Sunday, July 17, 2011

Mixed Feelings

Our client, Mr. X, is a very polite. He refers to my attorney as “Miss Charles” and nods and says, “Yes, ma’am” when she informs him he’ll have to take another day off work and return to the courthouse tomorrow for the conclusion of his trial. But further than that, he is a nice man. He nervously tries to make small talk about the newspaper headlines while the interns and I wait with him outside the courtroom. The news of the day is the woman in SE who killed her four daughters and kept their rotting bodies in her house. Mr. X shakes his head and says, “It’s a crazy world, that’s for sure.”

Mr. X is charged with attempted rape of his step-daughter. My attorney believes he is innocent, that the girl is lying because she is angry that Mr. X and her mother have recently separated. My attorney cross-examines the step-daughter mercilessly, trying to trip her up and show inconsistencies in her testimony. “And you said when Mr. X came up behind you, you saw his shadow where?” she asks.

“Uh, on the floor,” the girl answers. She is about twelve. She often looks over at her relatives sitting in the audience. She has the hiccups. After every stifled hiccup, she says “excuse me,” quietly into the mic.

I can’t remember now what grade I was in when this happened to me. Sixth or seventh, I think. I remember that some of my friends wore bras – I didn’t, and I wondered if that’s why the man outside the library approached me and my friend. It wasn’t nearly as bad as this – in fact, it was almost nothing, just quick groping through our clothes until we got away from him and ran inside. There was another girl, younger than us, that the same man approached inside the library. He grabbed her and put a lighter to her hair. My mother knew her mother. But that girl didn’t press charges, so only my friend and I went to court. We had to take off school. One classmate said dismissively, “You’re sending a guy to jail because he grabbed your butt?” Another said, “He should have to pay you a lot of money for that!” which sounded wrong at the time, but I couldn’t say exactly why.

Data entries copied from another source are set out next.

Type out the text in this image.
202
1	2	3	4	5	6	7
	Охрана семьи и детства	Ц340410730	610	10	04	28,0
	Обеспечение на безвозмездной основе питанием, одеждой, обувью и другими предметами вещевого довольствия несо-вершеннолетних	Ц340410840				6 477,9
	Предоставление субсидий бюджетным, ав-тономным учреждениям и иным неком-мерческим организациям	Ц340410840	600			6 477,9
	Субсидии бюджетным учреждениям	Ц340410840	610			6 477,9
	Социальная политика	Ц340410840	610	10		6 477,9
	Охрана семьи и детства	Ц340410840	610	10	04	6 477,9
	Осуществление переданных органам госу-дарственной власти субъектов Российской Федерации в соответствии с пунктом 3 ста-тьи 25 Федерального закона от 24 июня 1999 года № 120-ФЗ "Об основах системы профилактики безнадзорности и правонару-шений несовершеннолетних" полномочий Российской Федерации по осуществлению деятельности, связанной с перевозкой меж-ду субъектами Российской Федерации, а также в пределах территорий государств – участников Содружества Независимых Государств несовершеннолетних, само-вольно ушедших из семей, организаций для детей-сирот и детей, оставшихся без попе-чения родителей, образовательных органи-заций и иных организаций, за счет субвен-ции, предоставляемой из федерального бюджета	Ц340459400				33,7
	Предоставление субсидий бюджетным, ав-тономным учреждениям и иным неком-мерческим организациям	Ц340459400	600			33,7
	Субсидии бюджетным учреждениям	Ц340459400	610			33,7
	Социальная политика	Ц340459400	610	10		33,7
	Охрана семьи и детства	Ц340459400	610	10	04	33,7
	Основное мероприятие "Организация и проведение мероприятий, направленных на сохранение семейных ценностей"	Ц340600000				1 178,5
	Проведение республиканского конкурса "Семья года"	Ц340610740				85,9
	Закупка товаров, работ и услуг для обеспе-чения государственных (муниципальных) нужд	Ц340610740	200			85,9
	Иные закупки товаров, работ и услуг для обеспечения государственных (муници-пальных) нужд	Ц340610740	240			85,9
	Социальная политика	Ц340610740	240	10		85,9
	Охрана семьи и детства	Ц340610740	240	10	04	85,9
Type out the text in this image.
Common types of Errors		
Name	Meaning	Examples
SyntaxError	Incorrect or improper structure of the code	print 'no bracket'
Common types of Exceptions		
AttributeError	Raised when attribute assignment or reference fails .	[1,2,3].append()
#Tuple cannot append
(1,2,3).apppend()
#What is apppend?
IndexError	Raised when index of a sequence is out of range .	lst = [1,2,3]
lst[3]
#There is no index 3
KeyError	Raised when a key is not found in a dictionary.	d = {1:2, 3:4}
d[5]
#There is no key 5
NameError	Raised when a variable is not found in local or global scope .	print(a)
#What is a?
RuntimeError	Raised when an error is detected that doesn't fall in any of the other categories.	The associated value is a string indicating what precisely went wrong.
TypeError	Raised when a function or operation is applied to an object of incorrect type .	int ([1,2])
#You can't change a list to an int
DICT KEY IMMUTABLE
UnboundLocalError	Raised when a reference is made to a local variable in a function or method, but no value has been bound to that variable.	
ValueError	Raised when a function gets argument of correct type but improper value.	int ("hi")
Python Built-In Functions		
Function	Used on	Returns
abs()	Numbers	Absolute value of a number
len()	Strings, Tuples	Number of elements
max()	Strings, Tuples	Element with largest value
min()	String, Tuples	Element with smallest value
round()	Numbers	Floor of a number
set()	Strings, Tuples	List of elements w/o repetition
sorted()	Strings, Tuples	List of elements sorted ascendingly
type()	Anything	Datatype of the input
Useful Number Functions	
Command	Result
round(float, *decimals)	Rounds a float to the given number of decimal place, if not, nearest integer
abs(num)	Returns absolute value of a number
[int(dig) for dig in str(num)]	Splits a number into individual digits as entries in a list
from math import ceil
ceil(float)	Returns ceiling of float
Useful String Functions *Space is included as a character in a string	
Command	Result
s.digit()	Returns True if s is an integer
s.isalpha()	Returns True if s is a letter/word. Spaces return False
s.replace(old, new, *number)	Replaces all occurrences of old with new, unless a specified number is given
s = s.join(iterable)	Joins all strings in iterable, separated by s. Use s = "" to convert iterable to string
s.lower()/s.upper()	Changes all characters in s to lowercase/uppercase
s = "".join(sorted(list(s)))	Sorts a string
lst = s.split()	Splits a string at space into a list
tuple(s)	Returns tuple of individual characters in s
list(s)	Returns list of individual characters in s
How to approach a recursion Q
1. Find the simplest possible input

Before the trial, my mother talked to my friend’s mother, who was a highly respected attorney, on the phone. They decided that we would not wear our school uniforms to the trial. My mother doesn’t remember hearing this at the time, but someone told me that my friend’s mom had said that “ninety percent of these cases are decided based on appearance.” We wore blue jeans and button-down oxford shirts. I remember my friend said it was OK to roll up the sleeves. At the courthouse, my father talked to the defense attorney before we testified. He said the defense attorney told him that the main defense was that “it wasn’t as bad as it could have been.” On cross examination, all the defense attorney asked me was if the defendant had removed our clothes (no) or touched our genitals (no). The defendant was convicted, and we took the rest of the day off school.

My attorney thinks the step-daughter has been coached about what to say at trial. There is a big focus on what she did after she got home from the house where Mr. X allegedly assaulted her. What did she say to her mother? How did she feel? Was she angry, my attorney asks, noting that her aunt had testified that she “stormed upstairs.” The prosecutor objects: “Relevance, your honor! This has already been addressed in previous testimony!” The girl looks confused. The judge directs her to answer the question.

“How did you feel, when you got home that day?” my attorney repeats.

The girl pauses. “I guess you could say I had mixed feelings,” she says.

On redirect, the prosecutor asks the girl how she felt when she was giving her statement to the police. Again, the girl seems confused. “I just felt like I didn’t want to be there,” she says. The prosecutor asks her what she means. “I felt like I wanted to go to sleep,” she offers. The prosecutor asks her why she wanted to go to sleep. “Because you know, when something bad happens, sometimes I just want to go to sleep,” the girl says. She doesn’t seem able to explain why. Her insight, which she cannot fully articulate, hits me hard, and I think that if she’s been coached, whoever orchestrated that testimony was a pro. I wonder if the girl will ever forget this.

In the end, the judge believes the girl, and finds our client guilty. I am afraid to look at Mr. X’s face while the verdict is read, because I can tell from the way his shoulders are tensed that he is either crying or holding back tears. He is a nice man, and I don’t want him to know I see him like this.